A limited company has a legal personality all of its own, but an unincorporated firm does not. As a High Court ruling in respect of a domestic building dispute showed, that distinction can in some cases be a crucial one.
A couple who were to move into a new home entered into a contract with a building firm, which was not a limited company, to perform renovation works. The project did not run smoothly and they subsequently claimed that they had been excluded from the site on bogus grounds, that they had been charged grossly inflated prices for works done and that the builders had eventually withdrawn from the site, leaving defective and incomplete works behind them.
After the couple submitted the dispute to an adjudicator, the firm was directed to pay them about £80,000. In seeking to enforce the award, the couple took action against three members of the same family who traded in the name of the firm. One of them put in no formal defence to the claim, but the other two argued that the adjudication was defective in that those proceedings had been brought against the firm, rather than themselves as individuals.

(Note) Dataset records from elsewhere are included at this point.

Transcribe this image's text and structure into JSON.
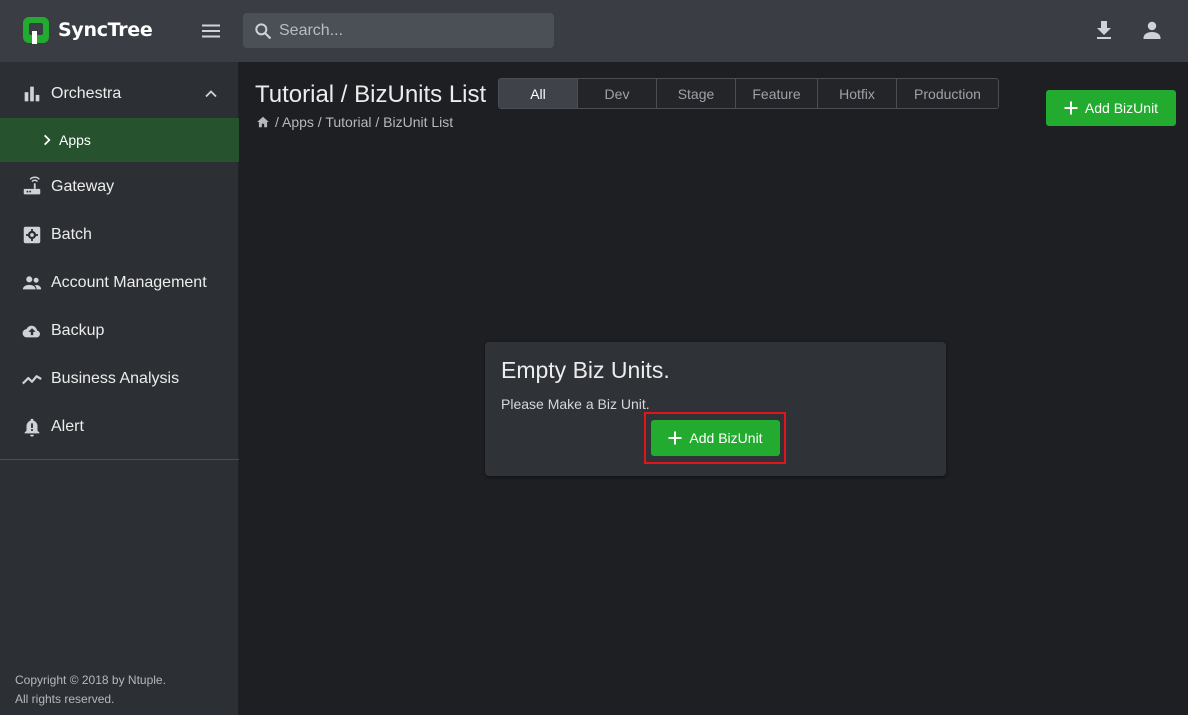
{
  "app": {
    "name": "SyncTree",
    "brand_color": "#22ab2e"
  },
  "topbar": {
    "search_placeholder": "Search...",
    "icons": [
      "menu-icon",
      "search-icon",
      "download-icon",
      "user-icon"
    ]
  },
  "sidebar": {
    "items": [
      {
        "label": "Orchestra",
        "icon": "bar-chart-icon",
        "expanded": true
      },
      {
        "label": "Gateway",
        "icon": "router-icon"
      },
      {
        "label": "Batch",
        "icon": "gear-box-icon"
      },
      {
        "label": "Account Management",
        "icon": "people-icon"
      },
      {
        "label": "Backup",
        "icon": "cloud-upload-icon"
      },
      {
        "label": "Business Analysis",
        "icon": "trend-line-icon"
      },
      {
        "label": "Alert",
        "icon": "bell-alert-icon"
      }
    ],
    "sub_items": [
      {
        "label": "Apps",
        "active": true
      }
    ],
    "copyright_line1": "Copyright © 2018 by Ntuple.",
    "copyright_line2": "All rights reserved."
  },
  "main": {
    "title": "Tutorial / BizUnits List",
    "breadcrumb": " / Apps / Tutorial / BizUnit List",
    "tabs": [
      {
        "label": "All",
        "active": true
      },
      {
        "label": "Dev"
      },
      {
        "label": "Stage"
      },
      {
        "label": "Feature"
      },
      {
        "label": "Hotfix"
      },
      {
        "label": "Production"
      }
    ],
    "add_button_label": "Add BizUnit"
  },
  "empty_card": {
    "title": "Empty Biz Units.",
    "message": "Please Make a Biz Unit.",
    "button_label": "Add BizUnit"
  }
}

In ruling on the matter, the Court noted that the family members had chosen to contract with the couple in the name of their firm. The firm had had a solicitor acting for it throughout the adjudication, but had at no point during those proceedings indicated that they might be technically defective. In those circumstances, the two family members' defence to the couple's claim was wholly without merit.
In reality, the family members and the firm were one and the same, and the former were merely scrabbling around for some reason why the adjudicator's award should not be enforced. The Court entered a default judgment against the family member who had not defended the claim. The couple were also granted summary judgment against the other two in the full amount of the award.